The UID is stored with each document.
The Hierarchy node is stored at the top level of Content, and is
simply a tree of UIDs used to improve performance when using a tree
view such as menus.

The UID is the primary key used internally.  A great advantage of this
approach is the editors' Create Internal Link can display a list of
documents, and store the UID. <link uid="xxx"/>.  For display, the
document is found by UID, and the link replaced by the UrlPath and
Title <a href="urlpath">title</a> (or "Broken Link" if the UID is not
found.)  We could allow the Title to be overridden by the link's
creator.  This allows links to survive documents being moved.  Someone
could create a view where all references to a document are displayed,
so the links can be fixed before the document is deleted.

An easier method for displaying links is an action like
"?openUID=xxx".  This could be implemented first.  It should redirect
browsers to the UrlPath so the browser sees the normal address.  This
would not automatically use the Title from the target document, but it
would still show in the "references" view.

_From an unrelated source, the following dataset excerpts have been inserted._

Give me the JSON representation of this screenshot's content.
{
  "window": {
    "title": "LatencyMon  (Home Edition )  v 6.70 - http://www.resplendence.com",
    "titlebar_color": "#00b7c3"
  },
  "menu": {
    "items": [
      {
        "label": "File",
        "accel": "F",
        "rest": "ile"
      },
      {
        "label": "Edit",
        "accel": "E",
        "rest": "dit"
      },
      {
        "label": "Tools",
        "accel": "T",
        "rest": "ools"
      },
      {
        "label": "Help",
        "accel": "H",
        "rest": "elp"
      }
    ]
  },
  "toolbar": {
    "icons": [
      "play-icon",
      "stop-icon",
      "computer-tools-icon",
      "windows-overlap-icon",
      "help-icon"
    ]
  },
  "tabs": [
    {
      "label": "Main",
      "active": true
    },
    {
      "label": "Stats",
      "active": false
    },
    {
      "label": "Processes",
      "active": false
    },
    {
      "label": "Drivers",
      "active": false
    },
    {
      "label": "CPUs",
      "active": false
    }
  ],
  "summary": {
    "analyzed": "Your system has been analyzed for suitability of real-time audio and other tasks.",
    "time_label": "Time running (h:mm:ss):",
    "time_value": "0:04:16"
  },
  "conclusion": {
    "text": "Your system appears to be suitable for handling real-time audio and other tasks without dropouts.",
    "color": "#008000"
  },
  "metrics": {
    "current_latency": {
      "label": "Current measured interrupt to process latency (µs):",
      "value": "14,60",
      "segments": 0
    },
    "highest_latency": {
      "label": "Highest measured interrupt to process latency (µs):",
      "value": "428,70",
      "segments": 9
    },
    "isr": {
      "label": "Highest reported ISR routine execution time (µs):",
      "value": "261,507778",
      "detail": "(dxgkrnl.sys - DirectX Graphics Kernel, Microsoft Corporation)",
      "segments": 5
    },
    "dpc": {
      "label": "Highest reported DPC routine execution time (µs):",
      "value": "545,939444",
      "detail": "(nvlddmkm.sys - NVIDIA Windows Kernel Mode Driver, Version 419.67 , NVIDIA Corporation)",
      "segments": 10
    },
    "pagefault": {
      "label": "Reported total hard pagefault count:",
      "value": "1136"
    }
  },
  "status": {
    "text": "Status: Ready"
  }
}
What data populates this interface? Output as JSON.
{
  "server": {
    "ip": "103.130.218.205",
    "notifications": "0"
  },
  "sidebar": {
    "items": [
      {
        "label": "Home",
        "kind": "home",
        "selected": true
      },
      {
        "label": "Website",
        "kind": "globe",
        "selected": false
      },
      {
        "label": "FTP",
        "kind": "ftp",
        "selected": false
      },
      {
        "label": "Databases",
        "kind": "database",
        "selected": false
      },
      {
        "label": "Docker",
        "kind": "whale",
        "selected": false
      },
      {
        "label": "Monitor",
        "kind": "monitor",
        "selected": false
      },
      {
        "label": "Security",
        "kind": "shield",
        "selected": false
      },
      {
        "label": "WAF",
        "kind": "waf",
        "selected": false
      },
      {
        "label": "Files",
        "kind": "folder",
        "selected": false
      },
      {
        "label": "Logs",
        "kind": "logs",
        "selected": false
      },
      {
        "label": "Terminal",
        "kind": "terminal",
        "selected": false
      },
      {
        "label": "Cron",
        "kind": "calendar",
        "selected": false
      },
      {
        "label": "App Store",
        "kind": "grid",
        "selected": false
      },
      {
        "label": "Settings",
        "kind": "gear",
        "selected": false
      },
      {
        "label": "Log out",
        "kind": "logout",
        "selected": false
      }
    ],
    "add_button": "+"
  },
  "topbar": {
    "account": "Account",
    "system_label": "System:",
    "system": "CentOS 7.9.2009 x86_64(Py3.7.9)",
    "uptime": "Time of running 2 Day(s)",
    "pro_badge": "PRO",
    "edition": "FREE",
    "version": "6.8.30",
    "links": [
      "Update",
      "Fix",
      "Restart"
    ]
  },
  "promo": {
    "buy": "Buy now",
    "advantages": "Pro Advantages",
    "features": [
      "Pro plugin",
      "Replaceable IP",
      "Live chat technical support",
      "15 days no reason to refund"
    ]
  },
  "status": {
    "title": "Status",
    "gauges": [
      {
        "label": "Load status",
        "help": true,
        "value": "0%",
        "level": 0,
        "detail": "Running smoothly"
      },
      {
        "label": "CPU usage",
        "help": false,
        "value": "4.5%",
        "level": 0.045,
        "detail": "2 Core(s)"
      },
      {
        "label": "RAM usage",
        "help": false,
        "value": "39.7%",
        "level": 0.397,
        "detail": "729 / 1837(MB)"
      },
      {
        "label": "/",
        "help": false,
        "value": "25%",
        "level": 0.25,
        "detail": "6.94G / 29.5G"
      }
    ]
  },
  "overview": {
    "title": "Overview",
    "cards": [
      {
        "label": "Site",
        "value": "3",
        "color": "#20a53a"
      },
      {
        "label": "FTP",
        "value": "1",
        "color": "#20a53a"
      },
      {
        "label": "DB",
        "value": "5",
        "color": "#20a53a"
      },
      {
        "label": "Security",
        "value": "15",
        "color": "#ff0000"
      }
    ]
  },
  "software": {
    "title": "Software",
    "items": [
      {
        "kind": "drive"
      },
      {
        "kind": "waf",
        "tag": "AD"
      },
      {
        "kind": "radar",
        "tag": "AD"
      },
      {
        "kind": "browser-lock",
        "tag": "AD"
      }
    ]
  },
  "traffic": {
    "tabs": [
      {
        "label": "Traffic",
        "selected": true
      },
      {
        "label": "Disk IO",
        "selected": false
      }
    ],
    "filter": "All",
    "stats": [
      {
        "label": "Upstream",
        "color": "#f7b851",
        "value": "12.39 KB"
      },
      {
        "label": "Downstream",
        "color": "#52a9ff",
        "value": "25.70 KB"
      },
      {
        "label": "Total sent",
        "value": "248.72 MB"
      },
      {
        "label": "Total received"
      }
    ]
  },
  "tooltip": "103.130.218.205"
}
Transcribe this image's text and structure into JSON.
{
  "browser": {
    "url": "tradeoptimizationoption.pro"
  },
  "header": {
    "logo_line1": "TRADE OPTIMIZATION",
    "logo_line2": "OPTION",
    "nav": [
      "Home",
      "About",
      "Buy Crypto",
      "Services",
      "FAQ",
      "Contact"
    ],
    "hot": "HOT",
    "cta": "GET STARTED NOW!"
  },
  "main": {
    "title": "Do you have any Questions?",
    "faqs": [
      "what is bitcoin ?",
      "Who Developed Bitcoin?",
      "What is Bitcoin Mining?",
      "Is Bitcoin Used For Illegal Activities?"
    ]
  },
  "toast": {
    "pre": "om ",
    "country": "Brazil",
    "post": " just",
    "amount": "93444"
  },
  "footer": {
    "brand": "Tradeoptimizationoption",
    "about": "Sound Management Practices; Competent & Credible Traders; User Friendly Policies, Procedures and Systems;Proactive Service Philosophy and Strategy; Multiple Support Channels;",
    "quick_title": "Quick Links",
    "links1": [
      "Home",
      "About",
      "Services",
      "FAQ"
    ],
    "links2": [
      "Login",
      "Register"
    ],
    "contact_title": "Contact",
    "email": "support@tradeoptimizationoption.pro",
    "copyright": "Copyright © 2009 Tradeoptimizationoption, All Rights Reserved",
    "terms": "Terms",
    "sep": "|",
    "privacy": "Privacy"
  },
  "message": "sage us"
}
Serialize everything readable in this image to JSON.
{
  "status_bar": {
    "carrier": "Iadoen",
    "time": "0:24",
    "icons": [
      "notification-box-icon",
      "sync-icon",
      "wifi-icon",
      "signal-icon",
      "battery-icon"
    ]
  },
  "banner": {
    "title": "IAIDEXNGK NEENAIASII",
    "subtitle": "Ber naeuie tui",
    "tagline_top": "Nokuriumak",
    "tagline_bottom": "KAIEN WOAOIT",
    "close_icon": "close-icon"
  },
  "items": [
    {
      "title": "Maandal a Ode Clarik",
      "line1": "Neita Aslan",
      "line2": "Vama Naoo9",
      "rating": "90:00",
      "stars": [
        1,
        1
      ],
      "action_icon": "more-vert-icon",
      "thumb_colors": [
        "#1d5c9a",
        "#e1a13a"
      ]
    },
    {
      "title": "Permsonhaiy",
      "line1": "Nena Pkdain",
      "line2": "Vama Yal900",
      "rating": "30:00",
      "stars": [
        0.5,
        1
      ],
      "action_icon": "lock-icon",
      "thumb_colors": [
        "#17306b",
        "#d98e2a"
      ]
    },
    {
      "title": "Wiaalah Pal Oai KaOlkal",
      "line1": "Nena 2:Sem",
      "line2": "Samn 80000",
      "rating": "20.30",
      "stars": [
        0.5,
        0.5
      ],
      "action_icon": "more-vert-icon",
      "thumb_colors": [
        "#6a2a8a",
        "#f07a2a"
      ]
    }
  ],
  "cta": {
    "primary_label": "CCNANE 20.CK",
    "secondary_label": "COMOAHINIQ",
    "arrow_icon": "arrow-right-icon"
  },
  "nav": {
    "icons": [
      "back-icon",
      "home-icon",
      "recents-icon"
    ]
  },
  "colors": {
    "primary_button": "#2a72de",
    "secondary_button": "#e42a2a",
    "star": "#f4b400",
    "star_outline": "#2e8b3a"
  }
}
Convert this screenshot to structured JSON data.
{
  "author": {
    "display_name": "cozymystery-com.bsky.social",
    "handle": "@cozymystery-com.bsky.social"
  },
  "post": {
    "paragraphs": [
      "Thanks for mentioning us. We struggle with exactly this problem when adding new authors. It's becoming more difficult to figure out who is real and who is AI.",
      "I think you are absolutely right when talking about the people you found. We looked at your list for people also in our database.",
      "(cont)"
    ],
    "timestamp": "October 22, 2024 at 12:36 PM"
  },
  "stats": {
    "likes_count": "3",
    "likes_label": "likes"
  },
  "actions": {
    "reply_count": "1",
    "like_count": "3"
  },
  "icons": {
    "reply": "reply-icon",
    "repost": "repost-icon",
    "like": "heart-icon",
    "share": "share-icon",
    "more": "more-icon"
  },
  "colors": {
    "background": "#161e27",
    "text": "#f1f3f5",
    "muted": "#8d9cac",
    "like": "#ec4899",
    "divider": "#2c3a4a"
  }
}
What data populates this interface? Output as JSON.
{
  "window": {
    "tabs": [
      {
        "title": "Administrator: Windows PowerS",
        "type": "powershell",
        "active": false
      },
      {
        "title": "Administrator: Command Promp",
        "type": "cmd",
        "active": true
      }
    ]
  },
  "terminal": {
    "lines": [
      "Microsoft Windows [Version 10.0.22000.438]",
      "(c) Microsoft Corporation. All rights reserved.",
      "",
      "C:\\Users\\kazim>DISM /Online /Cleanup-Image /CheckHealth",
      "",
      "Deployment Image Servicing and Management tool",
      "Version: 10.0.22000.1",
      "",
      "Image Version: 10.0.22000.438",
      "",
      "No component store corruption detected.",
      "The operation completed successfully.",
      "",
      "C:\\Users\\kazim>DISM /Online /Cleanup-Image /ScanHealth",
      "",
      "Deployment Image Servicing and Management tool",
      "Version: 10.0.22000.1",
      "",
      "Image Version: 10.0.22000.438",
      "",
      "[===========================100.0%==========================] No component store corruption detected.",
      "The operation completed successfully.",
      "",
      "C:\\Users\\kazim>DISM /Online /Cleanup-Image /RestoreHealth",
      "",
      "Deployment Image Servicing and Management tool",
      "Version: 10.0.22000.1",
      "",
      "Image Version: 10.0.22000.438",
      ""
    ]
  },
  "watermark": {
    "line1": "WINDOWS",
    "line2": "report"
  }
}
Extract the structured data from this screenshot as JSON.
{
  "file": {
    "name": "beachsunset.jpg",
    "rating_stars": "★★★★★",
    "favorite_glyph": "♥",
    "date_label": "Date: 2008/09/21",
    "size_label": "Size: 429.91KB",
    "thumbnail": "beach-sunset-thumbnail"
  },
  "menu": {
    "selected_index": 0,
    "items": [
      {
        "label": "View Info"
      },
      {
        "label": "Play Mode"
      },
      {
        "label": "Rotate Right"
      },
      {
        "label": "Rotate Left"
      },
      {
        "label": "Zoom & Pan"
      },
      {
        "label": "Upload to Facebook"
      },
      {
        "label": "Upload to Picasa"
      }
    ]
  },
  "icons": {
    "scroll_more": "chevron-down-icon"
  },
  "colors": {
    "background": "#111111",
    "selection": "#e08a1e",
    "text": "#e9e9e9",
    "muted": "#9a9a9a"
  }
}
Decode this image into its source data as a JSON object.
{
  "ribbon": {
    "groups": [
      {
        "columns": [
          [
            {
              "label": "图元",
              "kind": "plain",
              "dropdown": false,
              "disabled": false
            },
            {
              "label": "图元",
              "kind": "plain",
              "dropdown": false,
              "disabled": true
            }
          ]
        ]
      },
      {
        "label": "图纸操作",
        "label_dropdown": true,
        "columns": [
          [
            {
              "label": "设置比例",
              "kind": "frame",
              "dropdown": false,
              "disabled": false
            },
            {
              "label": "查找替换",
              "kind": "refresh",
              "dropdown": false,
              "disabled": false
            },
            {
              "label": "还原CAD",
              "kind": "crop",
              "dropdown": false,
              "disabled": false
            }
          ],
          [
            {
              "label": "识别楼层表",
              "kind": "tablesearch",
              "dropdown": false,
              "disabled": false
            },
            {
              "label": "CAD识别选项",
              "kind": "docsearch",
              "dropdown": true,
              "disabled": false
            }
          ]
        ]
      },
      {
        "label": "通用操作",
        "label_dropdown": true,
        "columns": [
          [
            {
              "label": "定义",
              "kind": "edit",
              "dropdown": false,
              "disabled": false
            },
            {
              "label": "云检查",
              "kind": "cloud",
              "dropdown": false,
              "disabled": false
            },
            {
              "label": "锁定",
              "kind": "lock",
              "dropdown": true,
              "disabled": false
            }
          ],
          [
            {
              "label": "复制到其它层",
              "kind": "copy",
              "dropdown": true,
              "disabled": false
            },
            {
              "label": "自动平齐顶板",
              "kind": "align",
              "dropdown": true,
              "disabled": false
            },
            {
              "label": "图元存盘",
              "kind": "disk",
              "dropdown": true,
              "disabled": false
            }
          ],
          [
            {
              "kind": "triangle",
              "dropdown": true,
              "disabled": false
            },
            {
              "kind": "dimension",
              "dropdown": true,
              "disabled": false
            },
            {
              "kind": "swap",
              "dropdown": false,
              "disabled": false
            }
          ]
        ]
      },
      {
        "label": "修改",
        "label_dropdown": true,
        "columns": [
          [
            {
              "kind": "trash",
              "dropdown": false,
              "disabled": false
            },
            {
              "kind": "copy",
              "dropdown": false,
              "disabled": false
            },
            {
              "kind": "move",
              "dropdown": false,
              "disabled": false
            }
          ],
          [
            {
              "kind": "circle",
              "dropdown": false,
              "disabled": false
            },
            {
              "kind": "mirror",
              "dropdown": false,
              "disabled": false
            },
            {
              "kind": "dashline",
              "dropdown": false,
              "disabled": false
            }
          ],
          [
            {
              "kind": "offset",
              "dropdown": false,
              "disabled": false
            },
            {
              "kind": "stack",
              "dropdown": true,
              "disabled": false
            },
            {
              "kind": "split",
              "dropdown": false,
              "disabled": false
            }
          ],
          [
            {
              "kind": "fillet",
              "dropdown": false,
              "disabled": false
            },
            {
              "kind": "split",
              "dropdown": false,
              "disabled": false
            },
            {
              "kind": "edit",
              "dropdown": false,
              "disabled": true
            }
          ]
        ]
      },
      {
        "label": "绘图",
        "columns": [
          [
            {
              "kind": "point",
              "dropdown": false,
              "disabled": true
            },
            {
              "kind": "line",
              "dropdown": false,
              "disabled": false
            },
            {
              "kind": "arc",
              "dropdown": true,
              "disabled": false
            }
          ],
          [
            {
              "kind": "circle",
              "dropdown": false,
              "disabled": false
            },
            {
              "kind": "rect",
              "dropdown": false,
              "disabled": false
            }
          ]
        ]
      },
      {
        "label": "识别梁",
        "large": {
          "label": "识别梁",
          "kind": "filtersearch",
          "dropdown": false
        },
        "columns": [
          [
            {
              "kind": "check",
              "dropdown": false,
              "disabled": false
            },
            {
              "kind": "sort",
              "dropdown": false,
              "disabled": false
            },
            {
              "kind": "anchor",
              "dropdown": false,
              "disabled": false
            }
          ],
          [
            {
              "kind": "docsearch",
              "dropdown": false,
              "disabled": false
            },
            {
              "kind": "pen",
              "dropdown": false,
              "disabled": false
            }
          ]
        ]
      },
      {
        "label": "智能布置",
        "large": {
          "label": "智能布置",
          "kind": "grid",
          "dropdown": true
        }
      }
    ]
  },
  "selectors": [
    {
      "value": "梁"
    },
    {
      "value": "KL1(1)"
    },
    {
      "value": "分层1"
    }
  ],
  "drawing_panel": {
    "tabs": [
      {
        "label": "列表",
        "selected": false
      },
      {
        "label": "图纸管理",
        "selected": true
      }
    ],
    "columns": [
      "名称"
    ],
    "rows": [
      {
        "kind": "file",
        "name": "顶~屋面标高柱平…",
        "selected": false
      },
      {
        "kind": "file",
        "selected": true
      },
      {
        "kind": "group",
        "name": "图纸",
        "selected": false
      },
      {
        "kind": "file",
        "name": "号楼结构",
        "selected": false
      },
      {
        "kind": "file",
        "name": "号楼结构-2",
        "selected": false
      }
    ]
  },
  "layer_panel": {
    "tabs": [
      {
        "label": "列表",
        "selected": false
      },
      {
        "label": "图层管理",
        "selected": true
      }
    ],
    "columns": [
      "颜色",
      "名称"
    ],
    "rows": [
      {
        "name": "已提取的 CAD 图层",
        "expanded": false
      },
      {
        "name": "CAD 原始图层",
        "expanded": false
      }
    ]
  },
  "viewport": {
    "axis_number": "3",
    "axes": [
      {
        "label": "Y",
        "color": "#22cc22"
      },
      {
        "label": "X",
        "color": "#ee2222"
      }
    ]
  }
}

> > 4. Easy creation of flat views.  See all documents by Title, Author,
> > Status, Type.  The Status view will show all documents having versions
> > waiting to be published.  The Type view can show all Employees, even
> > if they are created as subdocuments of Departments.
> > 5. All information is stored in the Document Nodes, so "Visibility"
> > and "Navigation Title" are  available when working with the document.
> >
> > It also imposes additional concerns:
> > 1. The tree of documents (N:Hierarchy) must be maintained for easy
> > transversal.  It should only contain the DocumentUniqueIDs.  Creating
> > sitetree.xml should access the document Nodes for the Visibility
> > property.  This allows creating menus based on other properties.
> > Eventually someone will add individual document security, and menus
> > will be built to show only the documents allowed to each person (based
> > on their name and/or Groups).
> >
> > 2. What happens to orphans?  Subdocuments will not automatically be
> > deleted when the Document Node is deleted.  It would be easy to create
> > a view of documents that have ParentDocumentIDs that no longer exist.
> > Or the Delete process could also delete all subdocuments recursively.
> I think there should be some kind of referential integrity to avoid any
> orphans.

This paragraph suggests there are choices.
1. No orphans allowed.  All child nodes must be deleted or moved
(reassigned to another parent) before a node may be deleted.
1. No orphans allowed.  Deletion of a Node also deletes all child
nodes.  This is probably your "referential integrity".
2. Orphans allowed.  Deletion of a Node marks the child node as
orphaned.  Admins then must decide how to handle each child node.

Best would be for Lenya to allow decision for each document type
during development.
Examples:
1. All Employee documents should be reassigned before deleting a
Department parent document.
2. All Blog children of an Article should be deleted when the Article
is deleted.
3. All Task children of an Employee may be orphaned when the Employee
is terminated.  They will eventually be reassigned or deleted, but
removing the Employee is an urgent task that cannot wait for the
manual reassignment.

I am using "Delete" to mean "set Status to Archive in preparation for
deletion", which should be the usual workflow.  Of course the workflow
may be defined in many ways.

Lenya is a development platform.  More flexibilty allows more
applicability.  All 3 of these choices will be desired by somebody
someday.  I suggest configuring it on a per-child-type basis in the
document-type configuration.  Example:
<DocType name="Department" deleteParentActionDefault="no">
 <Child type="Employee" deleteParentAction="no"/>
 <Child type="Reservation" deleteParentAction="delete">
 <Child type="Project" deleteParentAction="orphan"/>
</DocType>
A Department cannot be deleted if it has Employees or child documents
of Types not mentioned.  Otherwise Reservations are cancelled, and
Projects are orphaned for manual decision.